There are behavioral indicators you need to look for in your metrics, beyond just surface-level opens and clicks. Ask yourself: “What does this level of engagement mean for my prospect’s behavior?” It may be that they engaged with one email because they found the most value in the part of your offering you were pushing, or the approach suited their preferences and pain points. Email engagement data isn’t just quantitative. You can take qualitative insights from every email sent. It just takes some analytical thinking.

5. Don't be afraid to experiment

There’s a huge amount of research and development work that goes into the modern sales email. That won’t always guarantee success. Email is hugely influenced by human behavior, which tends to throw some curveballs.

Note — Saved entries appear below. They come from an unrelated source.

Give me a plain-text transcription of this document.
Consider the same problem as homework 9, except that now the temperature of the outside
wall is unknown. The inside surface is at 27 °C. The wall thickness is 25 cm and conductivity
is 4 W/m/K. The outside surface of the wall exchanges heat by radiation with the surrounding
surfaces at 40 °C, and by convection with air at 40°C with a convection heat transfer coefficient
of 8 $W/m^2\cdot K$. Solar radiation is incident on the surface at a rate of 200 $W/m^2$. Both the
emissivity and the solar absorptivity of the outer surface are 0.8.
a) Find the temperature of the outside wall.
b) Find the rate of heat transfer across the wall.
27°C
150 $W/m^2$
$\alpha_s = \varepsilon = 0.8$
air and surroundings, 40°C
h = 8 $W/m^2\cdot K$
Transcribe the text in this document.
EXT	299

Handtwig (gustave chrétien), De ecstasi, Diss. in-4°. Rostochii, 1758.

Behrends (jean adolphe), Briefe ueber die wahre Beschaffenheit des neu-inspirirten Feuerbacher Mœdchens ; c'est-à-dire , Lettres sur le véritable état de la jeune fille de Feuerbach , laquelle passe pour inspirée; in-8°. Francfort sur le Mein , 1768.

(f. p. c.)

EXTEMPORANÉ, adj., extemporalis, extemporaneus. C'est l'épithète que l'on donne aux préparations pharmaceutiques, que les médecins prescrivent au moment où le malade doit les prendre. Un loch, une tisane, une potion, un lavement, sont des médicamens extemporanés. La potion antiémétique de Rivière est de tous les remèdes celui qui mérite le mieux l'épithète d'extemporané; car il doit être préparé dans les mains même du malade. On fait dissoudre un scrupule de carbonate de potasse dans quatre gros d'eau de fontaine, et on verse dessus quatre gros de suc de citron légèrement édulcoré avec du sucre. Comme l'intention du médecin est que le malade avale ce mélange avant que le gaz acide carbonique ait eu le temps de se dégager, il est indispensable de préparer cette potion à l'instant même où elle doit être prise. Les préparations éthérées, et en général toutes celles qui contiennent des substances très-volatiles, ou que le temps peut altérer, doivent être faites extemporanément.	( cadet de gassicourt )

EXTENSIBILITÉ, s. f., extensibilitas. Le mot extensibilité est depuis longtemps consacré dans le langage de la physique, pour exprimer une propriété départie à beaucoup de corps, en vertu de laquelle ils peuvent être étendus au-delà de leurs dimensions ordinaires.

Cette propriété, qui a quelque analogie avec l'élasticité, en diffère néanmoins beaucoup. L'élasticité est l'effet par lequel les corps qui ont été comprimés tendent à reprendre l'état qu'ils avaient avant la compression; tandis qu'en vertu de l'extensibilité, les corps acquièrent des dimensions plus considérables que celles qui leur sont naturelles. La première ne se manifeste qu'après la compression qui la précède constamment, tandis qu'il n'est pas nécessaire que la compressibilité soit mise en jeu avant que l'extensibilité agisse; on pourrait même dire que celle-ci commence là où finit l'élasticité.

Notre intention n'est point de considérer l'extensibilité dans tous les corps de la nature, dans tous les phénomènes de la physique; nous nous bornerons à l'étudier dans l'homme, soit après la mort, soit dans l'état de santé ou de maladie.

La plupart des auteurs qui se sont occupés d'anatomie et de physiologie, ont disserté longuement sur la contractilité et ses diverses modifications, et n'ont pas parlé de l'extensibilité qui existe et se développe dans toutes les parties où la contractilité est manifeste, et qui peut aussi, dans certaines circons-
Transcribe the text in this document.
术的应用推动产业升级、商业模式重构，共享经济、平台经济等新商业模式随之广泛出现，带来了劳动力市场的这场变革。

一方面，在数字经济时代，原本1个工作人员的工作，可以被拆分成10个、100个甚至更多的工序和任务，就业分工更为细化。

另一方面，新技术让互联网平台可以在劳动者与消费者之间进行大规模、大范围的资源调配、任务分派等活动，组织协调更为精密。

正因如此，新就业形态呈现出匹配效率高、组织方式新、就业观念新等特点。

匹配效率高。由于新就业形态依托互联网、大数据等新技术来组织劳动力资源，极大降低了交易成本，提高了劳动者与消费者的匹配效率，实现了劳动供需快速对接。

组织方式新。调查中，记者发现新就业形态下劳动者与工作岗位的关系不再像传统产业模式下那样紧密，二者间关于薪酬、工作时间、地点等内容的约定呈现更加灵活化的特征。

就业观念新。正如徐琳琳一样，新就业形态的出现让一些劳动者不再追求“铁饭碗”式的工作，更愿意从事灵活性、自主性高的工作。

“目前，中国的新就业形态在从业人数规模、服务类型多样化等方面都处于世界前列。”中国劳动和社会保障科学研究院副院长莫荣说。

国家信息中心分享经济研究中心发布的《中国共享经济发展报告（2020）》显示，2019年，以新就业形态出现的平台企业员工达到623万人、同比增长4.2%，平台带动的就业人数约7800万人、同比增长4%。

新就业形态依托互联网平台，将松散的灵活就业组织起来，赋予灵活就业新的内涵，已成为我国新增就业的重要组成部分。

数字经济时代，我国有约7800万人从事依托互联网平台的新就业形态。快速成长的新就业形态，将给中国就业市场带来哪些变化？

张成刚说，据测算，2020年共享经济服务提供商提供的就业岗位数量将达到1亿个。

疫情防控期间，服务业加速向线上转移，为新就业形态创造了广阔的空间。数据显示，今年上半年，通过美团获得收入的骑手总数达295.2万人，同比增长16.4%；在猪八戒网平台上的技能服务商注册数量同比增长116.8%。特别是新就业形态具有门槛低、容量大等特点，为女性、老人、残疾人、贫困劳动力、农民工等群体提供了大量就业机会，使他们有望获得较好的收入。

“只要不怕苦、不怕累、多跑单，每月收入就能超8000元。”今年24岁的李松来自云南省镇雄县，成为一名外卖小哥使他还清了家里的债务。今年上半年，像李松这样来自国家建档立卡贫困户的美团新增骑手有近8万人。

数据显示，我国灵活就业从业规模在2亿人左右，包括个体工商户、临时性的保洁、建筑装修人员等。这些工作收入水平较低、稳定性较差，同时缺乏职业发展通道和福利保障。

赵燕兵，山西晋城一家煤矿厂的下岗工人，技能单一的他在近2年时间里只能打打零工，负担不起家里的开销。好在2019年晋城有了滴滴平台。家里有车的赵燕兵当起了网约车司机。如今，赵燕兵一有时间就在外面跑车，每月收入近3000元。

Don’t discount your email strategy because it hasn’t worked. It just didn’t work for that prospect. If you’re seeing limited success, it may be a sign to reconsider; but you should be fine-tuning your content at every turn anyway.

With broad, logical metric tracking, there are lessons to be learned with every email sent. Bring the intelligence, your knowledge and your research together to strengthen your initial email, based on your discoveries from the first attempt.

A strong email campaign is a continuous process. It’s constant improvement. Marketing professionals conduct this “experimentation x analysis” process all the time, editing content to gain the best results possible. The same applies for sales. Whether it’s your talk track, assets or webinars, you need to maximize the areas of success and improve areas of weakness for the best possible return.

Final thoughts

Open. Respond. Buy. That’s often the end goal for any good inside sales email cadence, though there’s a lot more to it than a tested subject line and fancy email signature.

If you want to create a strong outbound email strategy for your team, put yourself in your sellers’ and sales prospects’ shoes. Understand how you can use historical data to drive performance forward. Look for moments to return to the drawing board. Conduct thorough testing before a team-wide rollout. That’s the only way to generate a consistent return on effort and reduce attrition from your sales reps.